The Lesbian, Gay, Bisexual and Transgender community of Philadelphia celebrated a victory Friday when the City Council passed the Equal Benefits Bill — a law giving more rights to same-sex couples.
Contractors and subcontractors hired by the city for projects worth at least $250,000 must now offer benefits such as health coverage to the lifetime partners of employees.
Notably, the bill, which was sponsored by Councilwoman Blondell Reynolds Brown, passed unanimously.
“In the 21st century, the battle for equal rights needs to end with equality being the victor,” Brown said in a statement. “We have an opportunity with this bill to take one more important step to ensure that all Philadelphians who are ‘created equal’ are treated equally. Judging one’s employment benefits due to gender of their life partner is not acceptable in this day and age. Period. We will change that standard through the Equal Benefits Bill.”

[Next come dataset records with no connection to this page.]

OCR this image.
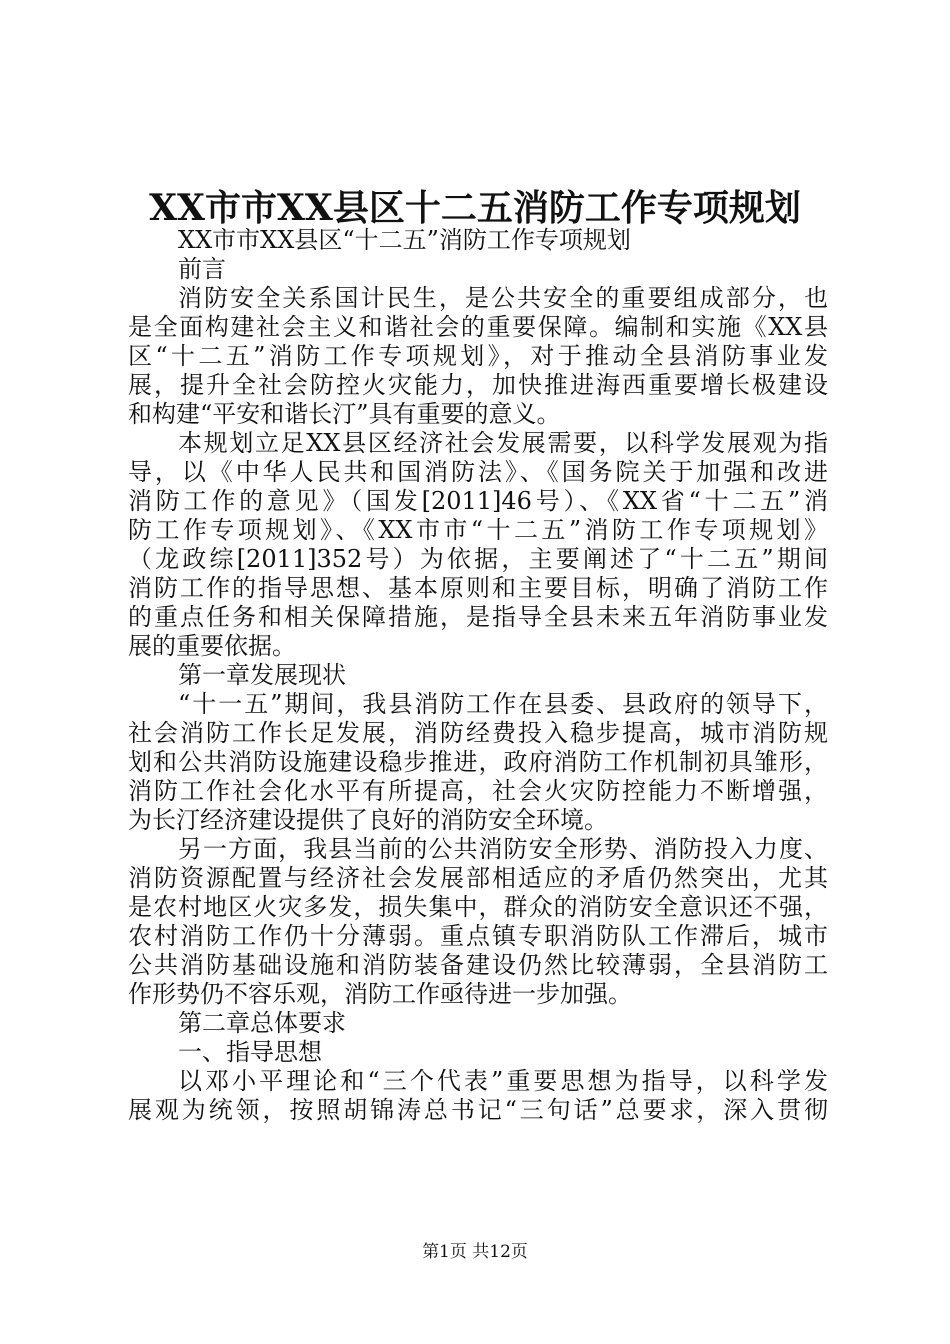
XX市市XX县区十二五消防工作专项规划
XX市市XX县区“十二五”消防工作专项规划
前言
消防安全关系国计民生，是公共安全的重要组成部分，也
是全面构建社会主义和谐社会的重要保障。编制和实施《XX县
区“十二五”消防工作专项规划》，对于推动全县消防事业发
展，提升全社会防控火灾能力，加快推进海西重要增长极建设
和构建“平安和谐长汀”具有重要的意义。
本规划立足XX县区经济社会发展需要，以科学发展观为指
导，以《中华人民共和国消防法》、《国务院关于加强和改进
消防工作的意见》（国发[2011]46号）、《XX省“十二五”消
防工作专项规划》、《XX市市“十二五”消防工作专项规划》
（龙政综[2011]352号）为依据，主要阐述了“十二五”期间
消防工作的指导思想、基本原则和主要目标，明确了消防工作
的重点任务和相关保障措施，是指导全县未来五年消防事业发
展的重要依据。
第一章发展现状
“十一五”期间，我县消防工作在县委、县政府的领导下，
社会消防工作长足发展，消防经费投入稳步提高，城市消防规
划和公共消防设施建设稳步推进，政府消防工作机制初具雏形，
消防工作社会化水平有所提高，社会火灾防控能力不断增强，
为长汀经济建设提供了良好的消防安全环境。
另一方面，我县当前的公共消防安全形势、消防投入力度、
消防资源配置与经济社会发展部相适应的矛盾仍然突出，尤其
是农村地区火灾多发，损失集中，群众的消防安全意识还不强，
农村消防工作仍十分薄弱。重点镇专职消防队工作滞后，城市
公共消防基础设施和消防装备建设仍然比较薄弱，全县消防工
作形势仍不容乐观，消防工作亟待进一步加强。
第二章总体要求
一、指导思想
以邓小平理论和“三个代表”重要思想为指导，以科学发
展观为统领，按照胡锦涛总书记“三句话”总要求，深入贯彻
第1页 共12页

The unanimous vote is in contrast to a 1998 case, where there was heated controversy over a bill extending same-sex partner benefits to city workers.
According to a Dec. 3 CBS article, Brown said, “It’s a clear signal that we’ve come a mighty long ways from those days in City Council where there were huge debates, arguments and just fights about giving same-sex partners equal rights.”
Contractors who do not follow the new measure could be banned from bidding on future contracts for up to three years.
Members of the Lambda Alliance — Penn’s umbrella organization for LGBT groups — see the bill pushing LGBT legislation in the right direction.
“Obviously this is really exciting. There are not a lot of employers who are extending same-sex partner benefits but that number is definitely growing,” Corinne Rich, chair of the Lambda Alliance and College junior, said. She added that many companies that do offer same-sex partner benefits are large financial firms and those in a higher tax bracket. Granting benefits is not as financially constraining for those firms, she said, so extending these rights to lower-income class workers is “really great.”
According to Rich, this supports the argument that “money shouldn’t take priority, the priority should be the people that work for them.”
“Kudos to Philadelphia,” she added.
College senior Victor Galli, vice chair for Political Affairs of the Lambda Alliance, attributes this success to a city government that has had growing support for the LGBT community in Philadelphia.
While the bill affects a relatively small group of people, Galli believes the legislation will set an important precedent in municipal policy.
He also explained that the bill has a possible long-term impact on the future of LGBT dialogue in the city, one “that happens all too infrequently in a culture traditionally dominated by hypermasculinity and heterosexism.”
“We can only hope that with this step, inroads can be made in a community that can potentially benefit from these discussions,” he added.